Survei ini, yang dilakukan bersama Survation, adalah yang pertama kali mencoba memahami pengalaman pembela HAM dan lingkungan di ranah online. 

Global Witness mengatakan dampak dari pelecehan daring ini sangat signifikan. “Hampir dua pertiga dari pembela HAM yang menjawab pertanyaan kami mengenai dampak pelecehan yang mereka derita mengatakan bahwa mereka mengkhawatirkan keselamatan mereka dan komunitasnya, dan hampir setengahnya melaporkan hilangnya produktivitas.”

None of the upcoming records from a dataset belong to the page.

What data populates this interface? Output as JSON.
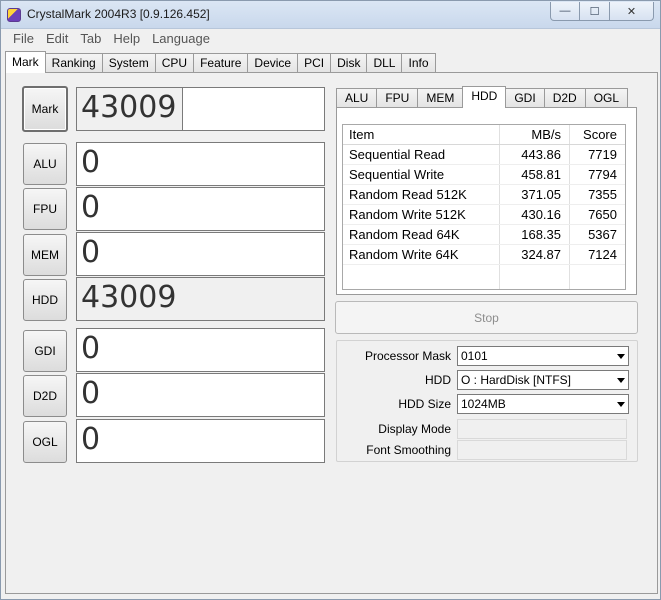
{
  "window": {
    "title": "CrystalMark 2004R3 [0.9.126.452]",
    "minimize": "—",
    "maximize": "☐",
    "close": "✕"
  },
  "menu": [
    "File",
    "Edit",
    "Tab",
    "Help",
    "Language"
  ],
  "main_tabs": [
    "Mark",
    "Ranking",
    "System",
    "CPU",
    "Feature",
    "Device",
    "PCI",
    "Disk",
    "DLL",
    "Info"
  ],
  "scores": {
    "mark": {
      "label": "Mark",
      "value": "43009"
    },
    "alu": {
      "label": "ALU",
      "value": "0"
    },
    "fpu": {
      "label": "FPU",
      "value": "0"
    },
    "mem": {
      "label": "MEM",
      "value": "0"
    },
    "hdd": {
      "label": "HDD",
      "value": "43009"
    },
    "gdi": {
      "label": "GDI",
      "value": "0"
    },
    "d2d": {
      "label": "D2D",
      "value": "0"
    },
    "ogl": {
      "label": "OGL",
      "value": "0"
    }
  },
  "sub_tabs": [
    "ALU",
    "FPU",
    "MEM",
    "HDD",
    "GDI",
    "D2D",
    "OGL"
  ],
  "results": {
    "headers": {
      "item": "Item",
      "mbs": "MB/s",
      "score": "Score"
    },
    "rows": [
      {
        "item": "Sequential Read",
        "mbs": "443.86",
        "score": "7719"
      },
      {
        "item": "Sequential Write",
        "mbs": "458.81",
        "score": "7794"
      },
      {
        "item": "Random Read 512K",
        "mbs": "371.05",
        "score": "7355"
      },
      {
        "item": "Random Write 512K",
        "mbs": "430.16",
        "score": "7650"
      },
      {
        "item": "Random Read 64K",
        "mbs": "168.35",
        "score": "5367"
      },
      {
        "item": "Random Write 64K",
        "mbs": "324.87",
        "score": "7124"
      }
    ]
  },
  "stop_label": "Stop",
  "settings": {
    "processor_mask": {
      "label": "Processor Mask",
      "value": "0101"
    },
    "hdd": {
      "label": "HDD",
      "value": "O : HardDisk [NTFS]"
    },
    "hdd_size": {
      "label": "HDD Size",
      "value": "1024MB"
    },
    "display_mode": {
      "label": "Display Mode"
    },
    "font_smoothing": {
      "label": "Font Smoothing"
    }
  }
}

Situasinya sangat buruk, sehingga 91% responden pembela HAM dan lingkungan dalam survei tersebut meyakini platform digital harus berbuat lebih banyak untuk menjaga keamanan dan komunitas mereka. 

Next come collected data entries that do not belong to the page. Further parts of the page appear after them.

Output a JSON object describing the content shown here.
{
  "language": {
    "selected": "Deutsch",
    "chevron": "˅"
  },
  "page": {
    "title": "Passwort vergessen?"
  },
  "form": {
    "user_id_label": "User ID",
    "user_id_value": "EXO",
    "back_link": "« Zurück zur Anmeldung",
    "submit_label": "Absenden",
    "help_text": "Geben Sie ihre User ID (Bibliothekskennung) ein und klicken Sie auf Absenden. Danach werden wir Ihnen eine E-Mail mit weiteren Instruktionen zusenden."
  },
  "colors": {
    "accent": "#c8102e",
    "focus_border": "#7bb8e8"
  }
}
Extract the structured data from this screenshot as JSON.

“Saya ingin Meta mengubah kebijakannya sehingga dampak serangan online dapat diketahui. Saya juga ingin orang-orang yang menyerang saya secara online tidak bisa tetap anonim,” kata Fatrisia. 

"Semua ini dapat diubah. Model bisnis perusahaan media sosial memprioritaskan keuntungan dibandingkan keselamatan pengguna. Mereka dapat dan harus berbuat lebih banyak untuk membantu melindungi individu-individu ini dengan berinvestasi secara tepat dalam transparansi algoritmik, moderasi konten, serta sumber daya keselamatan dan integritas," tulis Global Witness. 

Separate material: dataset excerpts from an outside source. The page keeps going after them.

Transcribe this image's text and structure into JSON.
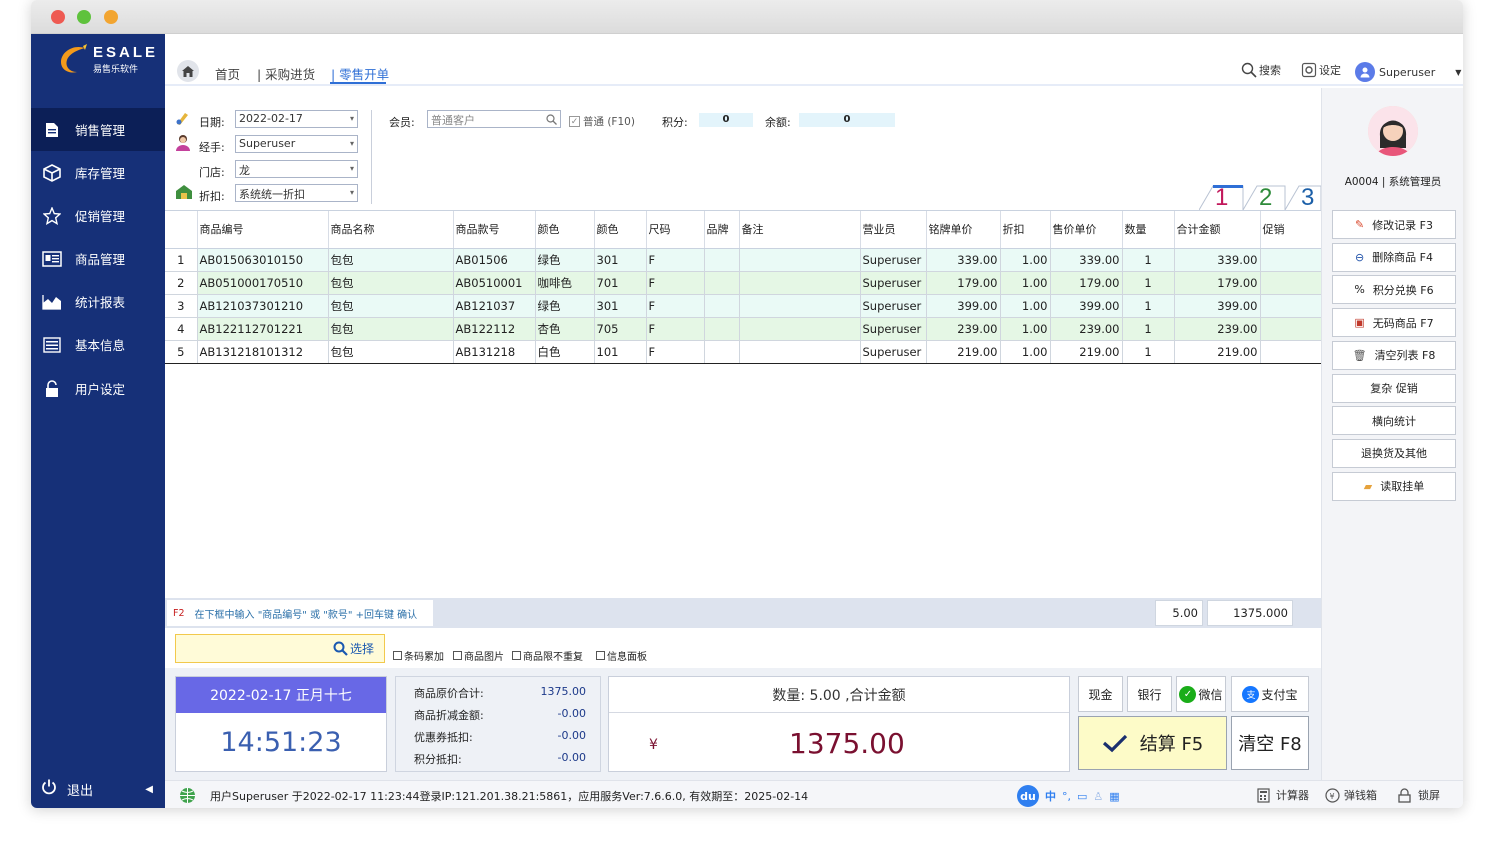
{
  "app": {
    "logo_text": "ESALE",
    "logo_sub": "易售乐软件"
  },
  "sidebar": {
    "items": [
      {
        "label": "销售管理",
        "icon": "document-icon",
        "active": true
      },
      {
        "label": "库存管理",
        "icon": "cube-icon",
        "active": false
      },
      {
        "label": "促销管理",
        "icon": "star-icon",
        "active": false
      },
      {
        "label": "商品管理",
        "icon": "product-card-icon",
        "active": false
      },
      {
        "label": "统计报表",
        "icon": "area-chart-icon",
        "active": false
      },
      {
        "label": "基本信息",
        "icon": "list-icon",
        "active": false
      },
      {
        "label": "用户设定",
        "icon": "lock-icon",
        "active": false
      }
    ],
    "logout": "退出"
  },
  "topnav": {
    "crumbs": [
      "首页",
      "| 采购进货",
      "| 零售开单"
    ],
    "search": "搜索",
    "settings": "设定",
    "user": "Superuser"
  },
  "form": {
    "date_label": "日期:",
    "date_value": "2022-02-17",
    "handler_label": "经手:",
    "handler_value": "Superuser",
    "store_label": "门店:",
    "store_value": "龙",
    "discount_label": "折扣:",
    "discount_value": "系统统一折扣",
    "member_label": "会员:",
    "member_placeholder": "普通客户",
    "normal_check": "普通 (F10)",
    "points_label": "积分:",
    "points_value": "0",
    "balance_label": "余额:",
    "balance_value": "0"
  },
  "tabs": [
    "1",
    "2",
    "3"
  ],
  "table": {
    "headers": [
      "",
      "商品编号",
      "商品名称",
      "商品款号",
      "颜色",
      "颜色",
      "尺码",
      "品牌",
      "备注",
      "营业员",
      "铭牌单价",
      "折扣",
      "售价单价",
      "数量",
      "合计金额",
      "促销"
    ],
    "rows": [
      [
        "1",
        "AB015063010150",
        "包包",
        "AB01506",
        "绿色",
        "301",
        "F",
        "",
        "",
        "Superuser",
        "339.00",
        "1.00",
        "339.00",
        "1",
        "339.00",
        ""
      ],
      [
        "2",
        "AB051000170510",
        "包包",
        "AB0510001",
        "咖啡色",
        "701",
        "F",
        "",
        "",
        "Superuser",
        "179.00",
        "1.00",
        "179.00",
        "1",
        "179.00",
        ""
      ],
      [
        "3",
        "AB121037301210",
        "包包",
        "AB121037",
        "绿色",
        "301",
        "F",
        "",
        "",
        "Superuser",
        "399.00",
        "1.00",
        "399.00",
        "1",
        "399.00",
        ""
      ],
      [
        "4",
        "AB122112701221",
        "包包",
        "AB122112",
        "杏色",
        "705",
        "F",
        "",
        "",
        "Superuser",
        "239.00",
        "1.00",
        "239.00",
        "1",
        "239.00",
        ""
      ],
      [
        "5",
        "AB131218101312",
        "包包",
        "AB131218",
        "白色",
        "101",
        "F",
        "",
        "",
        "Superuser",
        "219.00",
        "1.00",
        "219.00",
        "1",
        "219.00",
        ""
      ]
    ]
  },
  "hint": {
    "key": "F2",
    "text": "在下框中输入 \"商品编号\" 或 \"款号\" +回车键 确认",
    "qty_total": "5.00",
    "amount_total": "1375.000"
  },
  "input": {
    "select_label": "选择",
    "checks": [
      "条码累加",
      "商品图片",
      "商品限不重复",
      "信息面板"
    ]
  },
  "bottom": {
    "date": "2022-02-17  正月十七",
    "time": "14:51:23",
    "summary": [
      {
        "label": "商品原价合计:",
        "value": "1375.00"
      },
      {
        "label": "商品折减金额:",
        "value": "-0.00"
      },
      {
        "label": "优惠券抵扣:",
        "value": "-0.00"
      },
      {
        "label": "积分抵扣:",
        "value": "-0.00"
      }
    ],
    "total_head": "数量: 5.00 ,合计金额",
    "currency": "¥",
    "total_value": "1375.00",
    "pay": [
      "现金",
      "银行",
      "微信",
      "支付宝"
    ],
    "checkout": "结算 F5",
    "clear": "清空 F8"
  },
  "rightpanel": {
    "user_line": "A0004 | 系统管理员",
    "buttons": [
      {
        "label": "修改记录  F3",
        "icon": "pencil-icon"
      },
      {
        "label": "删除商品  F4",
        "icon": "minus-circle-icon"
      },
      {
        "label": "积分兑换  F6",
        "icon": "percent-icon"
      },
      {
        "label": "无码商品  F7",
        "icon": "book-icon"
      },
      {
        "label": "清空列表  F8",
        "icon": "trash-icon"
      },
      {
        "label": "复杂 促销",
        "icon": ""
      },
      {
        "label": "横向统计",
        "icon": ""
      },
      {
        "label": "退换货及其他",
        "icon": ""
      },
      {
        "label": "读取挂单",
        "icon": "folder-icon"
      }
    ]
  },
  "status": {
    "text": "用户Superuser 于2022-02-17 11:23:44登录IP:121.201.38.21:5861，应用服务Ver:7.6.6.0, 有效期至：2025-02-14",
    "ime_label": "中",
    "calculator": "计算器",
    "cashbox": "弹钱箱",
    "lock": "锁屏"
  }
}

“Memperbaiki langkah-langkah ini tidak hanya akan menjaga pembela HAM tetap aman saat online namun juga akan menguntungkan semua pengguna di mana pun.” 

Pembela HAM dan lingkungan paling banyak mengalami pelecehan di Facebook

Secara global para pembela HAM dan lingkungan mengatakan paling banyak menerima pelecehan di Facebook dibandingkan platform lainnya. Posisi kedua ditempati X, disusul WhatsApp. Instagram menjadi platform keempat yang paling umum disalahgunakan untuk menyerang aktivis HAM dan lingkungan. 

Facebook, WhatsApp, dan Instagram dimiliki oleh Meta. Sebanyak 82 persen responden mengaku mengalami pelecehan online setidaknya pada satu dari tiga platform milik Meta. 

“Ini berarti ada risiko nyata bahwa pelecehan online ini berdampak pada kampanye para pembela HAM, sehingga menghambat kemajuan dalam aksi dan solusi iklim,” tulis Global Witness. 

Global Witness telah menghubungi Google, Meta, TikTok, dan X terkait temuan tersebut. Meta menunjuk ke Pusat Keamanan dan sumber dayanya mengenai pencegahan intimidasi dan pelecehan, yang mencakup fitur “kata-kata tersembunyi” yang memungkinkan pengguna memfilter komentar dan pesan langsung yang menyinggung. Dikatakan bahwa ada batasan untuk mencegah penyalahgunaan fitur-fiturnya.

TikTok merujuk pada pedoman komunitasnya mengenai pelecehan dan intimidasi dan menyatakan bahwa pihaknya tidak mengizinkan pernyataan dan perilaku yang melecehkan, merendahkan, atau menindas. Yang lain menolak berkomentar.